Laminectomy atau laminektomi. Prosedur bedah ini dilakukan untuk menghilangkan sebagian tulang belakang atau yang dikenal dengan tulang lamina. Laminektomi oleh dokter kadang disebut sebagai prosedur dekompresi karena tujuannya untuk menciptakan ruang lebih besar pada saraf-saraf tulang belakang yang tadinya tertekan oleh adanya stenosis. Pada beberapa kasus dokter mungkin akan menghubungkan ruans-ruas tulang belakang menjadi satu kesatuan setelah prosedur laminektomi dilakukan dengan bantuan logam keras atau cangkok tulang (spinal fusion) dengan tujuan mempertahankan kekuatan tulang belakang.

Indikasi Laminektomi

Laminektomi dilakukan untuk mengatasi stenosis spinal atau penyempitan saluran tulang belakang. Stenosis spinal dapat diakibatkan oleh berbagai penyakit, seperti:

  1. Penipisan bantalan dan pengapuran tulang akibat penuaan.
  2. Kelainan bentuk tulang belakang secara bawaan.
  3. Tumor pada tulang belakang.
  4. Cedera pada tulang belakang.
  5. Bantalan tulang belakang yang mengalami penonjolan atau herniasi.
  6. Peradangan sendi tulang belakang (artritis).
  7. Penyakit Paget pada tulang belakang yang mengakibatkan tulang tumbuh tidak normal.
  8. Achondroplasia, yaitu salah satu jenis penyakit akibat dwarfisme.

Laminotomi

Berbeda dengan laminektomi, laminotomi hanya membuat lubang pada tulang lamania tertentu, untuk membebaskan tekanan saraf yang dialami pasien. Gejala stenosis spinal yang umumnya muncul pada penderitanya, antara lain adalah:

  1. Nyeri atau kaku di salah satu tungkai atau keduanya.
  2. Nyeri di daerah bahu.
  3. Sulit mengontrol buang air kecil atau buang air besar.
  4. Merasa lemah dan berat di daerah tungkai atau bokong.
  5. Gejala-gejala tersebut terasa lebih parah ketika berdiri atau berjalan.

Laminoplasti

Prosedur ini dilakukan hanya pada ruas tulang cervikal susunan tulang belakang. Dengan cara memperbesar ruangan antara rongga tulang belakang, dengan cara membuat engsel pada tulang lamina, dengan bantuan logam khusus.

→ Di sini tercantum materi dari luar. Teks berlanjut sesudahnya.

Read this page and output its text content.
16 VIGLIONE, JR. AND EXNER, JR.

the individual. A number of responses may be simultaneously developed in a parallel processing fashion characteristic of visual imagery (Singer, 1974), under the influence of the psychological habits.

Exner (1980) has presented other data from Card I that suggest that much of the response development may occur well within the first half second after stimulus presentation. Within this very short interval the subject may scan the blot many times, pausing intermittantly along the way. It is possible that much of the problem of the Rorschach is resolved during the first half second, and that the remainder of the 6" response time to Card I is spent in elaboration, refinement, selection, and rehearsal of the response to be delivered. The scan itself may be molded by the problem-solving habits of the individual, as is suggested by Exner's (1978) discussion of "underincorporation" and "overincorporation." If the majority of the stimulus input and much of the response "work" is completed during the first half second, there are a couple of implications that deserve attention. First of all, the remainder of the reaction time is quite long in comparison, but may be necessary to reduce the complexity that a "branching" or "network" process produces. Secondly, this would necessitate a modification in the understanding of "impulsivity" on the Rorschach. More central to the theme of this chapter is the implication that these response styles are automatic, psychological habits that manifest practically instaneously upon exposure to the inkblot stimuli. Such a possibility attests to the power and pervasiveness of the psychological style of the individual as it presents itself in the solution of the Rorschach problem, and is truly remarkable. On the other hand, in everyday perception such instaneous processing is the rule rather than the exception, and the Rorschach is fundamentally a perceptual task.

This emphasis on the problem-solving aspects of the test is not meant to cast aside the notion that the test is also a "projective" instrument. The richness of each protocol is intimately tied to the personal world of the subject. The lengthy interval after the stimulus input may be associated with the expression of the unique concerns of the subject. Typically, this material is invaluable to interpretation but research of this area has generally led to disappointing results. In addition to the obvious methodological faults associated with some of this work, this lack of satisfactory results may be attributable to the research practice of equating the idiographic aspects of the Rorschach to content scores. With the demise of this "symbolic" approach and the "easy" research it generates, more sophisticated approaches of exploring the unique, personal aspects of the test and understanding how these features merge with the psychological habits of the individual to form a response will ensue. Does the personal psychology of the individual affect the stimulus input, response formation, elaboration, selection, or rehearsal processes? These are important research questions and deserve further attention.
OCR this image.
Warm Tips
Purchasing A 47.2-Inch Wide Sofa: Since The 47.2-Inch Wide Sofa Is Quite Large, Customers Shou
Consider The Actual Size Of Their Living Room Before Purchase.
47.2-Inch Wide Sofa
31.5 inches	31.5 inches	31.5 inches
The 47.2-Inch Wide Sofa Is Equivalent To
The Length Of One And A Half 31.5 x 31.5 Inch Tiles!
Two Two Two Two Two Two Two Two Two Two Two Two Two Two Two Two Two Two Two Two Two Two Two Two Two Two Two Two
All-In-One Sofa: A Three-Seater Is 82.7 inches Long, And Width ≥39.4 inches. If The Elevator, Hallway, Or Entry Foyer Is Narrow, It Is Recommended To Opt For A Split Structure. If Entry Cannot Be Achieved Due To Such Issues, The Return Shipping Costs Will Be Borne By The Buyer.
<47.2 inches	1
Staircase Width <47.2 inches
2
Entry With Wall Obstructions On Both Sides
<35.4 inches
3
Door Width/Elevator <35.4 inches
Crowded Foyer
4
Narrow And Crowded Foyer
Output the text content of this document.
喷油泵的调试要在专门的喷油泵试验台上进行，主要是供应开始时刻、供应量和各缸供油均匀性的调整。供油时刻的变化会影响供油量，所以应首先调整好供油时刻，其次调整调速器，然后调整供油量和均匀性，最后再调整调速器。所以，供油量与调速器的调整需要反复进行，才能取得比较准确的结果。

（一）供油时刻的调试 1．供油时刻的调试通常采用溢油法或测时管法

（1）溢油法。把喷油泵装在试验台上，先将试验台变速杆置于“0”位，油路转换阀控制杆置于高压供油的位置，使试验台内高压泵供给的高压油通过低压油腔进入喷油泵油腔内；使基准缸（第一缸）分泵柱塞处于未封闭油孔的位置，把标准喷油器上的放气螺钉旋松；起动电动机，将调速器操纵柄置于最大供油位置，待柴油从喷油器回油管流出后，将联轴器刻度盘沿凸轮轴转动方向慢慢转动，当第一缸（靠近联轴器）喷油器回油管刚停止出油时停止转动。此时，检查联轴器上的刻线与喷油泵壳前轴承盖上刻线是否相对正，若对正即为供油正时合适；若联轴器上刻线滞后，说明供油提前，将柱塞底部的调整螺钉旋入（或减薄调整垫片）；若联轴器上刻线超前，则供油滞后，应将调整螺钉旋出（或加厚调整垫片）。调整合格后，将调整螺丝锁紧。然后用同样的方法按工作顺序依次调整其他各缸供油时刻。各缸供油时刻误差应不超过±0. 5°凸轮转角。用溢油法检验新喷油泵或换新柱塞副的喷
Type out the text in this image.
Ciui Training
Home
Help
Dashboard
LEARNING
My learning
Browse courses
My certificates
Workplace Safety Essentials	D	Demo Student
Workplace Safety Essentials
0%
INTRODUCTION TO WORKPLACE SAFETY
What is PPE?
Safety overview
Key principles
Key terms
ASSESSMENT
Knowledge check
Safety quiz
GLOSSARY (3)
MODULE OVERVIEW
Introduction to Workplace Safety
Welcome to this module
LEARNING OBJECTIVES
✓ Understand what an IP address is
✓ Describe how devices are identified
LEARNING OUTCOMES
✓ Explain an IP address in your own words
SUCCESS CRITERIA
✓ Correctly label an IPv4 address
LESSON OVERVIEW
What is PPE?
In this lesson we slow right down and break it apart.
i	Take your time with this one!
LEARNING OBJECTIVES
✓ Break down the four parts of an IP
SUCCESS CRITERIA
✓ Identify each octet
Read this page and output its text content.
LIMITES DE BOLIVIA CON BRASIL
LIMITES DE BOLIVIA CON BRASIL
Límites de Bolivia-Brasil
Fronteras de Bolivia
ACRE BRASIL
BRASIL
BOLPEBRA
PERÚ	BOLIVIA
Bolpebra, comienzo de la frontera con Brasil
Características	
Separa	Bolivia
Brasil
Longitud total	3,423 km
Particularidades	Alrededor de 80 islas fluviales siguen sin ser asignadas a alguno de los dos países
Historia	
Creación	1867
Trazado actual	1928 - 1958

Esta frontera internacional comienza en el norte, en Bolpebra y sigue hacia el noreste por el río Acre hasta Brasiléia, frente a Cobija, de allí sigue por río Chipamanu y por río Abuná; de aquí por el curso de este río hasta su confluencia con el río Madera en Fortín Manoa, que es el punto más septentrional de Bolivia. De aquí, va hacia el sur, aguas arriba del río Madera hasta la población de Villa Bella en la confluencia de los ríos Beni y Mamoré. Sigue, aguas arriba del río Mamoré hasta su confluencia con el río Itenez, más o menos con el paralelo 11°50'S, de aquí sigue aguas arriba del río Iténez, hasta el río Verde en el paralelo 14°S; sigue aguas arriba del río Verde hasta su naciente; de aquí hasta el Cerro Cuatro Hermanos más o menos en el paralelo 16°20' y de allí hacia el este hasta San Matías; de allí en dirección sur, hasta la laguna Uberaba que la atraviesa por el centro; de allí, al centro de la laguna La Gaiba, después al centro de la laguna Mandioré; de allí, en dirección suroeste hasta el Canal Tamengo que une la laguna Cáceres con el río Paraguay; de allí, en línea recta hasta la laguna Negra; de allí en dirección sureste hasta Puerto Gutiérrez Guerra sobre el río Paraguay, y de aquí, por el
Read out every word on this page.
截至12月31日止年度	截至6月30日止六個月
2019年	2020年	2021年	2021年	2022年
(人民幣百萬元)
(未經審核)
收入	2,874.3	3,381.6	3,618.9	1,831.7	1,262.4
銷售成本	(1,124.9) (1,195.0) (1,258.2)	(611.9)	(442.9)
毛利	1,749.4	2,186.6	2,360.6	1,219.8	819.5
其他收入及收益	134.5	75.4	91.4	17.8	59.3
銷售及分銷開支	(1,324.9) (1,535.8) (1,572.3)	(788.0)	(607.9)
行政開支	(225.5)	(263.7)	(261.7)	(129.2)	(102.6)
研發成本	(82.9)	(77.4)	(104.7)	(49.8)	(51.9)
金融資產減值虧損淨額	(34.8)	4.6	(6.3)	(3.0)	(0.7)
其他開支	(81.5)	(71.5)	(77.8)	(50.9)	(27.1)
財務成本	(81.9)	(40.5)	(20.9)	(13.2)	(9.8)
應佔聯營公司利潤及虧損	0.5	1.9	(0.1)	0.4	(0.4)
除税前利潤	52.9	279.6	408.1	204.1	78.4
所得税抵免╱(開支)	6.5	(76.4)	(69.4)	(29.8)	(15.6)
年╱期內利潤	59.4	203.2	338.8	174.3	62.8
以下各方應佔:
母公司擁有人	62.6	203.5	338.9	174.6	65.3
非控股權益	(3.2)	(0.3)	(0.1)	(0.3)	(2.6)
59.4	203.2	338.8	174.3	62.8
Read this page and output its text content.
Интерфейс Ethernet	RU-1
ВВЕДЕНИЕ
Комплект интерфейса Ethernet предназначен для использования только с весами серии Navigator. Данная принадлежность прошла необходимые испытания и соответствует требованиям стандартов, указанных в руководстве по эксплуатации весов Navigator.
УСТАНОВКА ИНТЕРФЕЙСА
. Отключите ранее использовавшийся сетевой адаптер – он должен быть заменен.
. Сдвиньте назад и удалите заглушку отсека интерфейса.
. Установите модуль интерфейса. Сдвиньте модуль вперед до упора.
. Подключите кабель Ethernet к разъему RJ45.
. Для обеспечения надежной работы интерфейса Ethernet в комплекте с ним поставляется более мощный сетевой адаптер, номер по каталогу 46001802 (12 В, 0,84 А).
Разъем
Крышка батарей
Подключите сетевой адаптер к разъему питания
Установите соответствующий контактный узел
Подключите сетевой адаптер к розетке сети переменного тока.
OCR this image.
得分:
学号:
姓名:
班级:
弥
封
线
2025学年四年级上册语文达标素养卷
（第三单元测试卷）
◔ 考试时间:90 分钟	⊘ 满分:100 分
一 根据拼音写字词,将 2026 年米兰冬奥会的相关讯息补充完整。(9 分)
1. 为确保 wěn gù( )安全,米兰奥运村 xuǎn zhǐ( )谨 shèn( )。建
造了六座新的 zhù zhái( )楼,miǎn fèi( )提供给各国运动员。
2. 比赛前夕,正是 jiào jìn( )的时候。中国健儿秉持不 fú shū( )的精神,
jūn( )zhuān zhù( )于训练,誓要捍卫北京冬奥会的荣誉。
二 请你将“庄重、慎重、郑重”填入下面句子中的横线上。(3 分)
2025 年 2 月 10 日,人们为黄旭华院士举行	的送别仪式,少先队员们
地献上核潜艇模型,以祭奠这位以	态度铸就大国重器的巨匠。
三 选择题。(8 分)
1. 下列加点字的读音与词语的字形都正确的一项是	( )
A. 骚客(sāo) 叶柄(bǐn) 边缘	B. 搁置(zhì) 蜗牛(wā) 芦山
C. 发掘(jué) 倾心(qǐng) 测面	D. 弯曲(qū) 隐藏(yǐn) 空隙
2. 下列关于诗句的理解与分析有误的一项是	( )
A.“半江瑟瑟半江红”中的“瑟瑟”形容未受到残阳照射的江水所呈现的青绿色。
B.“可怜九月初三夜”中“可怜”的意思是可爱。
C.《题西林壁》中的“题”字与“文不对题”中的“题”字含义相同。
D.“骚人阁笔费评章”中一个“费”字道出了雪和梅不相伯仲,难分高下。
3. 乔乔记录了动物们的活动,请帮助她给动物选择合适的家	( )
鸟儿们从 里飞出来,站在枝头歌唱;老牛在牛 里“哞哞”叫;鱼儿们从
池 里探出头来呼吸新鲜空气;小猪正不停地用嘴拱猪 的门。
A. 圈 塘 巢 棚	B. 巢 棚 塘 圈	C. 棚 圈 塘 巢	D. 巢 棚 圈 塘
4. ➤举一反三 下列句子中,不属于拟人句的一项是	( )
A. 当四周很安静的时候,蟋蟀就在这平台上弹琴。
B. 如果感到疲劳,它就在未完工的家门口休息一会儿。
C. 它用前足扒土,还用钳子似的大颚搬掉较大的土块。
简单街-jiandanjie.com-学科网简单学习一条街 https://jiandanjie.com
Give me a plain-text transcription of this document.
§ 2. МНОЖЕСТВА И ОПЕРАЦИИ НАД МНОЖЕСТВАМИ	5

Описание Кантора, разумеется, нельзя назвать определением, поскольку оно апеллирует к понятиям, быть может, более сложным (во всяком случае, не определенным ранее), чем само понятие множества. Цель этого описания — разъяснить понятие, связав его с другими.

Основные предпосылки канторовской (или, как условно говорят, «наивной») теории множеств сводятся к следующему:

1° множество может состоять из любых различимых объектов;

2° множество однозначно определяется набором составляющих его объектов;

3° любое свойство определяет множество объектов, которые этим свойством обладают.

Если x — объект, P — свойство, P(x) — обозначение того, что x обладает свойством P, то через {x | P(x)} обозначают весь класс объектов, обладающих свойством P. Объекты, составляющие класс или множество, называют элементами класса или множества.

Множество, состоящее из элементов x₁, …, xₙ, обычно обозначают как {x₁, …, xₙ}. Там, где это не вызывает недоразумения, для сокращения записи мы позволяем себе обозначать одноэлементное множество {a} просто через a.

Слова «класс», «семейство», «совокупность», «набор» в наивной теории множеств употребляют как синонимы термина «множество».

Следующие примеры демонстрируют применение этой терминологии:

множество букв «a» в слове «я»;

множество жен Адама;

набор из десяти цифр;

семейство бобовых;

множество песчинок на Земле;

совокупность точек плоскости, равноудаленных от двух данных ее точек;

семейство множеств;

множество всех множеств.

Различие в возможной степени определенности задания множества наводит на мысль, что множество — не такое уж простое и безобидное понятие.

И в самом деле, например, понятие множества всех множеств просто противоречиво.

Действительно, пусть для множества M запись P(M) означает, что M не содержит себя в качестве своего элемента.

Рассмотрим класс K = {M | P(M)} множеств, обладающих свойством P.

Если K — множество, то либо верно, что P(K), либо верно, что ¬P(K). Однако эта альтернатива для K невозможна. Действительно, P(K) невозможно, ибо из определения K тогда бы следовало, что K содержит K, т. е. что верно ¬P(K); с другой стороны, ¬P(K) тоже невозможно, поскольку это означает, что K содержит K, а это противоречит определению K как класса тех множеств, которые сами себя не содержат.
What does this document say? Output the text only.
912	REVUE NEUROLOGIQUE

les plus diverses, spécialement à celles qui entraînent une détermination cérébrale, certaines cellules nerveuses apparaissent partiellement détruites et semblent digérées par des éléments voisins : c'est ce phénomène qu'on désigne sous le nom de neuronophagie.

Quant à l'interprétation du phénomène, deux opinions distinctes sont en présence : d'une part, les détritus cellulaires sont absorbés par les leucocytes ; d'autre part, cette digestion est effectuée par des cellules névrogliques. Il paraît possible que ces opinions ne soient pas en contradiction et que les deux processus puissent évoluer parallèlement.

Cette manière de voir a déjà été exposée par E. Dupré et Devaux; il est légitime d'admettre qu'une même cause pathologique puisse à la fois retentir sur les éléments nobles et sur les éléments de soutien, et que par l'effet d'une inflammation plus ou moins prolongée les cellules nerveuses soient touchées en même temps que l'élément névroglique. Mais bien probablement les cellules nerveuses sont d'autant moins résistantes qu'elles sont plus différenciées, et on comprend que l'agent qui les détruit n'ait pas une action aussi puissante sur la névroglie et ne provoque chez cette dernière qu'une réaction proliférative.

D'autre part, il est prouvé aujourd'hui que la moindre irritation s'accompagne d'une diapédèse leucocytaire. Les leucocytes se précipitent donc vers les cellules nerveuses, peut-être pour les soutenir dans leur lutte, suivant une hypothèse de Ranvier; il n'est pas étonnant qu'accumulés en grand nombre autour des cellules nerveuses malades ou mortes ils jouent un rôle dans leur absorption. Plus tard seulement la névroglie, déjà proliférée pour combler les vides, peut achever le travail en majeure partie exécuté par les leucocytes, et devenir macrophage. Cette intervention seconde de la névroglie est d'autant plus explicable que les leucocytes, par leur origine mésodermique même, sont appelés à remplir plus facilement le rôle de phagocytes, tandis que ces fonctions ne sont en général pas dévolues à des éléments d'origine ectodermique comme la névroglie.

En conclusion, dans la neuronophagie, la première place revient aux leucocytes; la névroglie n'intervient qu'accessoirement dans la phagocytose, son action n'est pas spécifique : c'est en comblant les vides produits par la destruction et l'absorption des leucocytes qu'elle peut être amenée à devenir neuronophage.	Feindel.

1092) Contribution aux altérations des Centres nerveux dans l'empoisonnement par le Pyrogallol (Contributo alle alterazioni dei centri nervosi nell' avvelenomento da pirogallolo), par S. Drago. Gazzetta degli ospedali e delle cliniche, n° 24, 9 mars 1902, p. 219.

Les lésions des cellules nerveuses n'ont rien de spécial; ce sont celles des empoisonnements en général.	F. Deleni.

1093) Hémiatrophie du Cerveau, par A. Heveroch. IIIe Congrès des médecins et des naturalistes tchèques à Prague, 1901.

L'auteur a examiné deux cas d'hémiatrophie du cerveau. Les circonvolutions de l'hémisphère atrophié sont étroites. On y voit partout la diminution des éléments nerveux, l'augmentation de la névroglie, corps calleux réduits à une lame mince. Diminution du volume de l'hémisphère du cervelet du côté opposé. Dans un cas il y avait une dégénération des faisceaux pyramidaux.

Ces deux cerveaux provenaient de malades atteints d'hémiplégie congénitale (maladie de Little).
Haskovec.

Sebelum menjalani laminektomi, pasien dianjurkan untuk berdiskusi dengan dokter bedah saraf, terkait dengan obat-obatan yang sedang dikonsumsi dan alergi yang diderita. Bila sedang hamil atau telat haid, beritahukan kepada dokter.

Jika pasien adalah perokok, dokter akan memintanya untuk berhenti merokok sebelum menjalani laminektomi. Selain itu, jika pasien sedang mengonsumsi obat pengencer darah, seperti aspirin, dokter akan meminta konsumsi obat tersebut dihentikan. Pasien juga akan diminta untuk berpuasa beberapa jam sebelum menjalani operasi.